62. Now, coming to Revenue’s appeal in ITA No.1859/PUN/2014 relating to assessment year 2011-12.

63. The ground of appeal No.1 raised by Revenue is against deleting the addition made on account of IT support services.

64. The learned Authorized Representative for the assessee pointed out that as per agreement entered into between assessee and AB Tetra Pak, Sweden, IT support services were provided by the said associated enterprise, copy of agreement is placed at pages 91 to 107 of Paper Book. The learned Authorized Representative for the assessee stated that the aforesaid support services provided by associated enterprise do not satisfy the condition of ‘make available’ in DTAA between India and Sweden and hence, there was no requirement to deduct tax at source.

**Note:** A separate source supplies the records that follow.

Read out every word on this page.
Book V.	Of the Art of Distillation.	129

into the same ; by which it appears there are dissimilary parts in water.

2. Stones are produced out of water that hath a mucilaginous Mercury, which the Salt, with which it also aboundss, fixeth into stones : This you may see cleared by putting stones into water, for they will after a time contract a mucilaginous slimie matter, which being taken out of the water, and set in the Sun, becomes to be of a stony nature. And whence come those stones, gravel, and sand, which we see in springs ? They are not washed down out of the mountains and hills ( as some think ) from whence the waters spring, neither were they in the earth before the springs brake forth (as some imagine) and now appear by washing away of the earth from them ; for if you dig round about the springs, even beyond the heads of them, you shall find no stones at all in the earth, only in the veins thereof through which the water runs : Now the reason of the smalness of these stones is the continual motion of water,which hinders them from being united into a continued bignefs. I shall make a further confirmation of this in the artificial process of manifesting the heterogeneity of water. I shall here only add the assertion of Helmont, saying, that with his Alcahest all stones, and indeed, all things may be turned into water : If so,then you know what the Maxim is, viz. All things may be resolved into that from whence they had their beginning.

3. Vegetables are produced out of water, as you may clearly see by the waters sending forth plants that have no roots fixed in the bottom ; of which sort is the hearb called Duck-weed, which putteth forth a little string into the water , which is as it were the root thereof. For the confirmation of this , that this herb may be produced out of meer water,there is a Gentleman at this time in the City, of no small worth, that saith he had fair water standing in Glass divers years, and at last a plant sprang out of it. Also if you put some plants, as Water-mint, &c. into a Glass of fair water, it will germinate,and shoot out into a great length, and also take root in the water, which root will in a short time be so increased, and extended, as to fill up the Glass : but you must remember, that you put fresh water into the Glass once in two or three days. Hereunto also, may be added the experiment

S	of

65. The issue stands covered by the decision of Pune Bench of Tribunal in John Deere India Pvt. Ltd. Vs DDIT (International Taxation) (supra) and applying the said ratio to the present case, we uphold the order of CIT(A) in holding that there was no requirement to deduct tax at source as the said support services do not make available any technology to the assessee. The DTAA is between India and Sweden and we have in the paras above already referred to the provisions of DTAA between two countries and it falls in  category No.III. In the absence of satisfying the condition of ‘make available’, there was no requirement to deduct tax at source. Accordingly, we dismiss the ground of appeal No.1 raised by Revenue.

66. The second issue raised by Revenue is against order of CIT(A) in allowing relief on account of training charges. The learned Authorized Representative for the assessee pointed out that this ground of appeal is infructuous as no such relief has been given by the CIT(A). On perusal of records, we find merit in the plea of learned Authorized Representative for the assessee. Hence, the ground of appeal No.2 is also dismissed.

67. Now, coming to the issue raised vide ground of appeal No.3 i.e. in respect of other payments. The first issue is with regard to payment of ₹ 30,81,728/- on account of repairs and maintenance. The CIT(A) vide para 2.7.21 at page 52 of the appellate order has given directions to Assessing Officer to verify the claim of assessee and held that no TDS was required to be deducted out of separate payments for material purchase or machinery part charges. In view thereof, we find no merit in the ground of appeal No.3.1 raised by Revenue in this regard.

68. Now, coming to ground of appeal No.3.2 i.e. another payment i.e. for design charges, wherein in respect of some payments TDS was deducted and the CIT(A) vide para 2.7.24 has directed the Assessing Officer to verify the claim of assessee, in case TDS has already been deducted and paid, then the assessee cannot be held to be in default. Further, the CIT(A) has also held that in respect of balance payments, the same are not taxable as they do not satisfy the condition of ‘make available’.

69. The learned Departmental Representative for the Revenue has failed to controvert the findings of CIT(A) and consequently, we find no merit in the ground of appeal No.3.2 raised by Revenue and the same is dismissed.

70. Now, coming to grounds of appeal No.4 to 6 which are against applicability of provisions of section 206AA of the Act. We have already decided the said issue in the paras above in assessment year 2009-10 and applying the same simile, this ground of appeal raised by Revenue is dismissed.

71. The last issue raised vide grounds of appeal No.7 to 9 is against grossing up of various payments, which has also been decided by us in assessment years 2009-10 and 2010-11. Following the same simile of reasoning, we dismiss the grounds of appeal No.7 to 9 raised by Revenue.

72. In the result, all the appeals of assessee are partly allowed and all the appeals of Revenue are dismissed.

Order pronounced on this 9th day of September, 2019.